Investing into public stock can be a risky endeavour, but not if you keep it simple and follow the right recipe. Let’s look at a recent example, where a competent investor made an investment on a Friday and generated a 10+% profit (about € 500,000) just over the weekend. And that without spending any money, without taking any significant risk, just by being brilliant with one core skill: predicting the near future.
So, here is the recipe:
Ingredients:
- A small-sized crystal ball that can predict just a few days into the future
Process:
- Borrow some Sinch stock (x shares) from your trusted broker; no capital expenses needed
- Sell the x Sinch stock on the market and get about € 5million for that
- Enjoy a wonderful weekend with family, friends and some charity event
- Observe that the stock falls on Monday just as you saw it in your crystal ball, by more than 10%
- Buy x Sinch stock in the market for about €4.5 million
- Hand this x stock back to your trusted broker
- Pocket a profit of €500,000 from this simple process
- Go back to golfing until your feel a desire to make more money
How would that look like in transaction information?

On Friday, Jan 27, 2023 increase short position from 1.26% of Sinch value to 1.39%.
On Tuesday, Jan 31, 2023, decrease short position from 1.39% of Sinch value to 1.26%.
Source: Short seller registry at https://www.fi.se/en/our-registers/net-short-positions/emittent/?id=549300UXY7QM6IDCGI12
Let’s take a look at the Sinch stock curve for these days:

Quite easy to read: the curve ist higher before the closing of the stock market on Friday afternoon and drops on Monday morning with lots of trading during the whole day.
Question: So, what happened on this Monday morning?
Answer: A big bank issued their Sinch update report explaining why the stock is overvalued (with my mathematical background, I am not too impressed by the logic used in this analysis, but that’s worth another post at another time).
Question: Why did not everyone short the Sinch stock on Friday, given that it is obvious that the analyst report would negatively impact the stock price?
Answer: Many investors are just stupid or reckless or lazy and don’t use crystal balls. And then they complain about their bad luck, right?
Conclusion: Investing into public stock requires competence and sophisticated use of magic devices. Who does not have such skills, should rely on analyst advice and reports from finance media.
Bonus Question: Why does the Sinch stock recover from the negative analyst report in just a few days?

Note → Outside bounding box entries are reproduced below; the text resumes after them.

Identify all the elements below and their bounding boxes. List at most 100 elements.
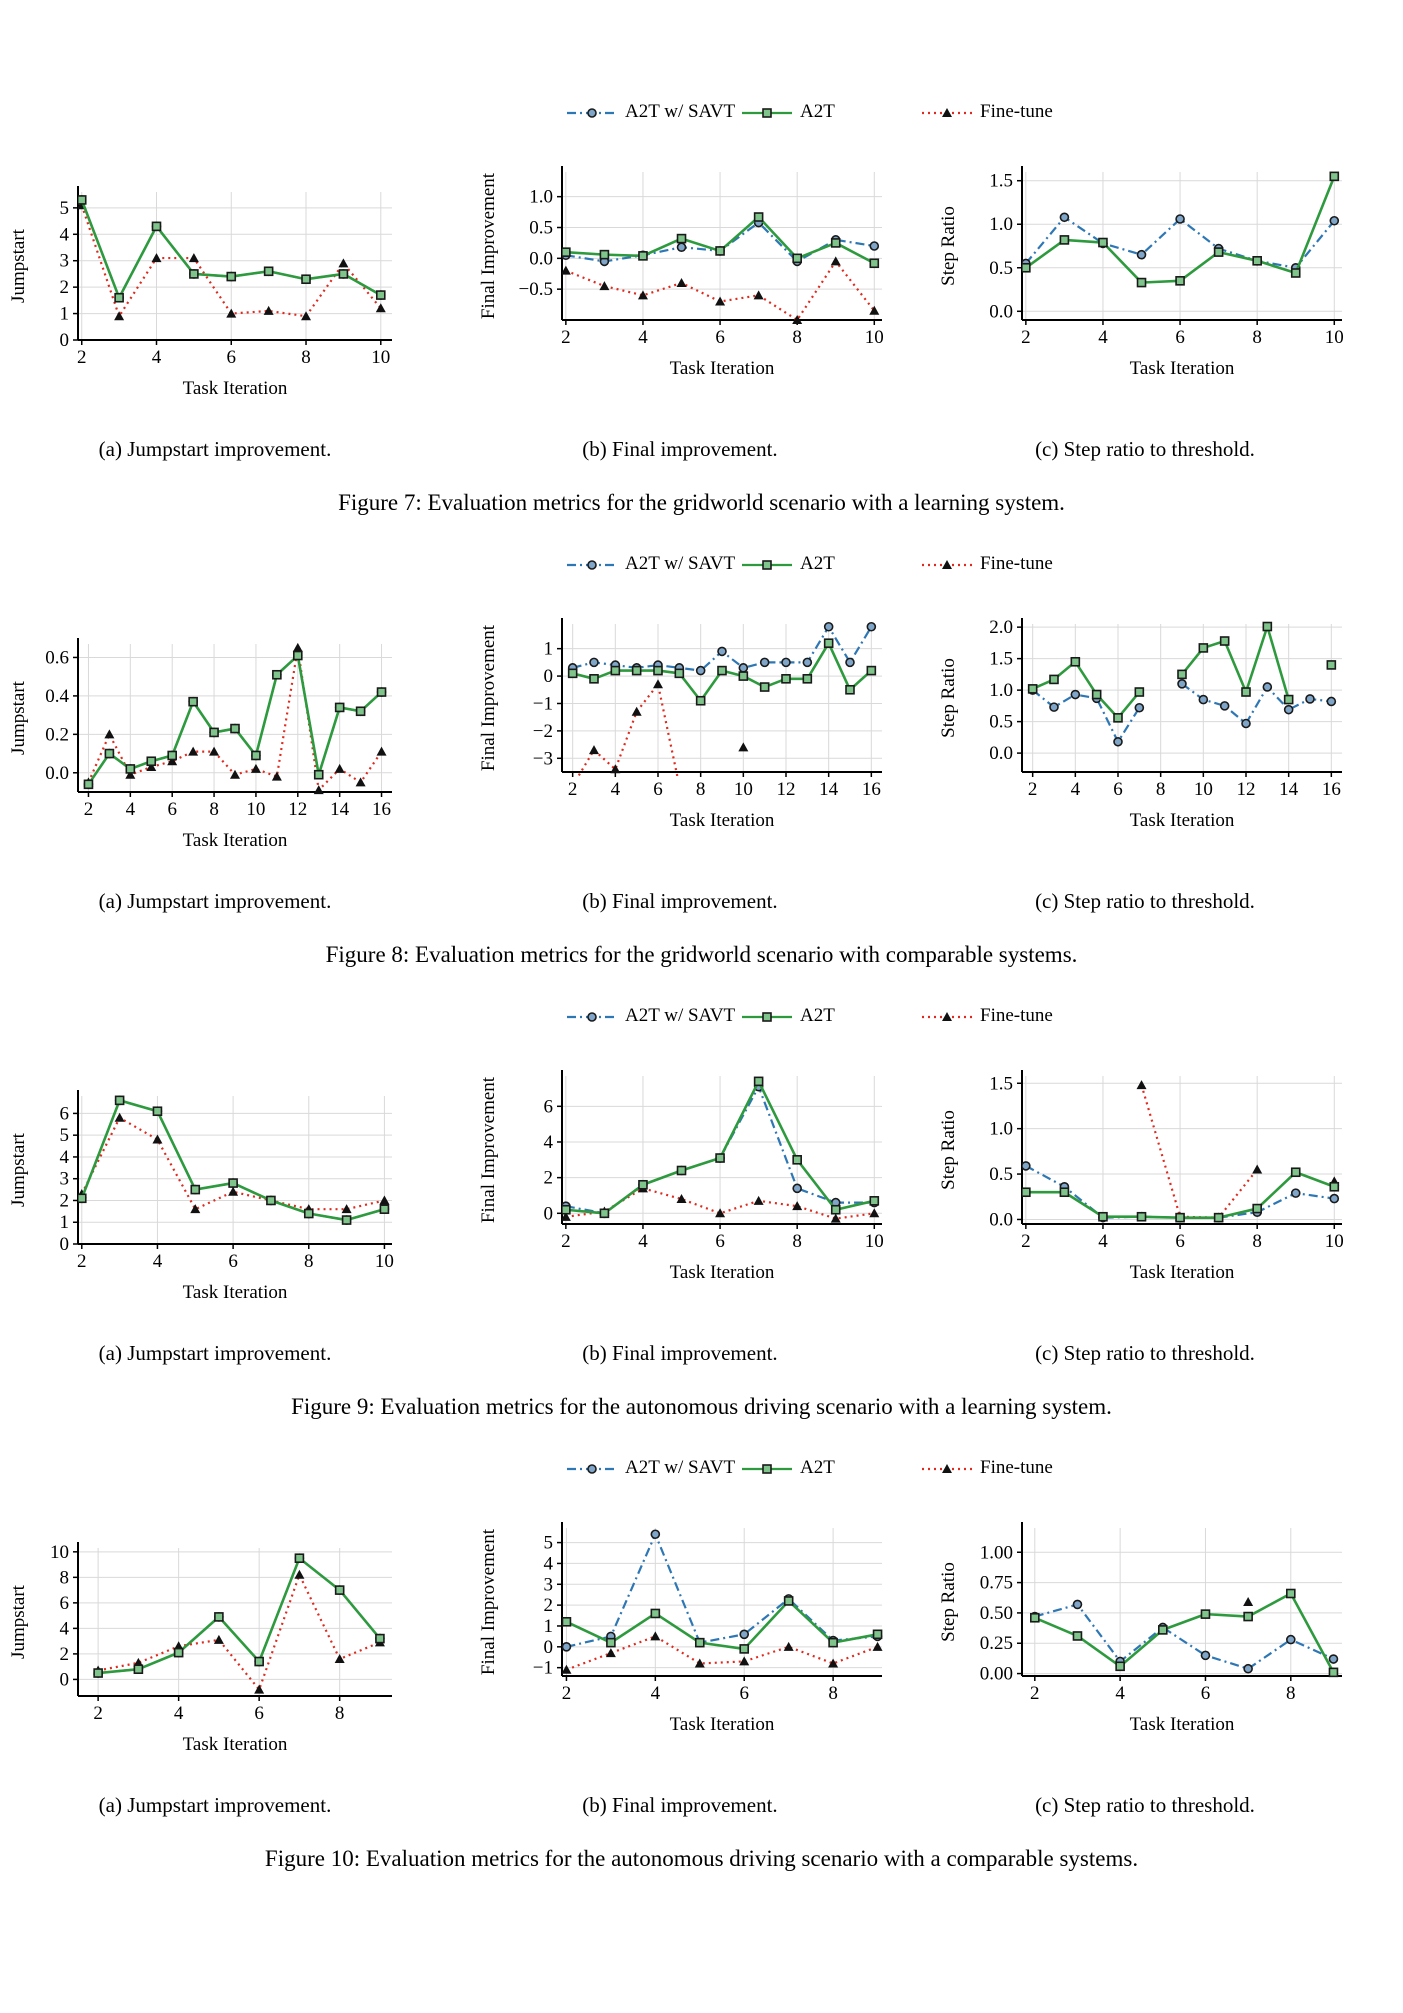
data-point (104, 729, 115, 739)
subcaption: (c) Step ratio to threshold. (1035, 889, 1255, 913)
data-point (355, 706, 366, 717)
series-line (1031, 689, 1141, 743)
y-tick-label: 6 (60, 1593, 70, 1614)
subcaption: (a) Jumpstart improvement. (98, 889, 332, 913)
legend-label: Fine-tune (980, 101, 1053, 122)
data-point (226, 271, 237, 282)
y-tick-label: −1 (533, 693, 553, 714)
data-point (739, 1644, 750, 1654)
data-point (1200, 1650, 1211, 1661)
data-point (1136, 1080, 1147, 1090)
data-point (1030, 1612, 1040, 1623)
data-point (228, 1178, 238, 1188)
series-fine-tune (562, 256, 880, 324)
data-point (599, 281, 610, 291)
chart-panel: 2 4 6 8 10 12 14 16 0.0 0.5 1.0 1.5 2.0 Task Iteratio… (930, 602, 1360, 913)
data-point (869, 1196, 880, 1206)
data-point (1072, 1631, 1083, 1641)
subcaption: (b) Final improvement. (582, 437, 778, 461)
data-point (151, 253, 162, 263)
x-axis-label: Task Iteration (1130, 1714, 1235, 1735)
data-point (1252, 1203, 1262, 1214)
data-point (1115, 1661, 1125, 1672)
y-tick-label: 5 (60, 1125, 70, 1146)
x-tick-label: 4 (1071, 779, 1081, 800)
x-tick-label: 2 (1021, 1231, 1031, 1252)
data-point (114, 311, 125, 321)
y-tick-label: 0.0 (989, 301, 1013, 322)
data-point (830, 238, 841, 248)
data-point (83, 779, 94, 790)
data-point (610, 665, 621, 676)
subcaption: (a) Jumpstart improvement. (98, 437, 332, 461)
data-point (872, 1641, 883, 1651)
data-point (1134, 702, 1145, 713)
data-point (78, 1193, 87, 1204)
data-point (653, 679, 663, 689)
y-tick-label: 0.6 (45, 647, 69, 668)
figure-10: A2T w/ SAVT A2T Fine-tune 2 4 6 8 0 2 4 6 8 10 Task I… (0, 1356, 1403, 1871)
y-tick-label: 0.0 (529, 248, 553, 269)
series-line (1140, 1084, 1259, 1219)
data-point (872, 1629, 883, 1640)
series-line (577, 683, 679, 776)
y-tick-label: 0.0 (45, 763, 69, 784)
data-point (694, 1637, 705, 1648)
x-tick-label: 16 (862, 779, 881, 800)
subcaption: (a) Jumpstart improvement. (98, 1793, 332, 1817)
data-point (301, 274, 311, 285)
x-tick-label: 2 (1021, 327, 1031, 348)
data-point (151, 221, 162, 232)
data-point (1098, 237, 1108, 248)
y-tick-label: 0.25 (980, 1633, 1013, 1654)
data-point (638, 1179, 648, 1190)
line-chart: 2 4 6 8 10 12 14 16 0.0 0.2 0.4 0.6 Task Iteration Ju… (8, 638, 392, 851)
data-point (271, 771, 282, 781)
line-chart: 2 4 6 8 10 0.0 0.5 1.0 1.5 Task Iteration Step Rat… (938, 166, 1344, 379)
x-tick-label: 10 (375, 1251, 394, 1272)
x-tick-label: 6 (167, 799, 177, 820)
y-tick-label: 5 (544, 1533, 554, 1554)
x-axis-label: Task Iteration (183, 378, 288, 399)
legend-marker (942, 560, 952, 569)
x-tick-label: 6 (254, 1703, 264, 1724)
data-point (1200, 1609, 1211, 1619)
x-tick-label: 2 (77, 347, 87, 368)
x-tick-label: 4 (126, 799, 136, 820)
data-point (1262, 621, 1273, 632)
data-point (738, 742, 749, 752)
data-point (1175, 276, 1185, 286)
data-point (1243, 1597, 1254, 1606)
data-point (190, 1184, 201, 1195)
series-a2t (78, 195, 386, 303)
series-line (565, 260, 876, 322)
data-point (866, 665, 877, 676)
y-tick-label: 3 (60, 251, 70, 272)
data-point (1329, 215, 1340, 226)
data-point (250, 763, 261, 773)
data-point (251, 750, 261, 761)
legend-label: A2T w/ SAVT (625, 553, 736, 574)
y-tick-label: 0.5 (989, 712, 1013, 733)
data-point (338, 269, 349, 279)
figure-7: A2T w/ SAVT A2T Fine-tune 2 4 6 8 10 0 1 2 3 4 5 Task … (0, 0, 1403, 515)
y-tick-label: 0.50 (980, 1603, 1013, 1624)
legend-swatch (742, 1012, 792, 1022)
data-point (792, 1155, 802, 1165)
data-point (294, 1569, 305, 1579)
y-tick-label: −1 (533, 1658, 553, 1679)
data-point (695, 665, 706, 676)
data-point (715, 1153, 725, 1163)
data-point (341, 1204, 352, 1214)
data-point (341, 1215, 352, 1225)
data-point (1305, 694, 1315, 704)
data-point (209, 746, 220, 756)
data-point (266, 1195, 276, 1206)
subcaption: (b) Final improvement. (582, 889, 778, 913)
data-point (292, 650, 303, 661)
x-tick-label: 4 (174, 1703, 184, 1724)
line-chart: 2 4 6 8 0.00 0.25 0.50 0.75 1.00 Task Iteration St… (938, 1522, 1342, 1735)
data-point (674, 668, 685, 679)
figure-8: A2T w/ SAVT A2T Fine-tune 2 4 6 8 10 12 14 16 0.0 0.… (0, 452, 1403, 967)
data-point (167, 756, 178, 766)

Bonus Answer: The Market is always right!!
Does that logically mean that the analyst report was not right? Very confusing, isn’t it? 🙂
Extra Bonus Question: I can’t afford a crystal ball, but find it acceptable to make a profit of only €100,000 over a weekend. Couldn’t I get the info about an upcoming analyst report and its public company assessment also a few days earlier?
Extra Bonus Answer: Analysts are very customer friendly entities. Please contact the authors of the report directly.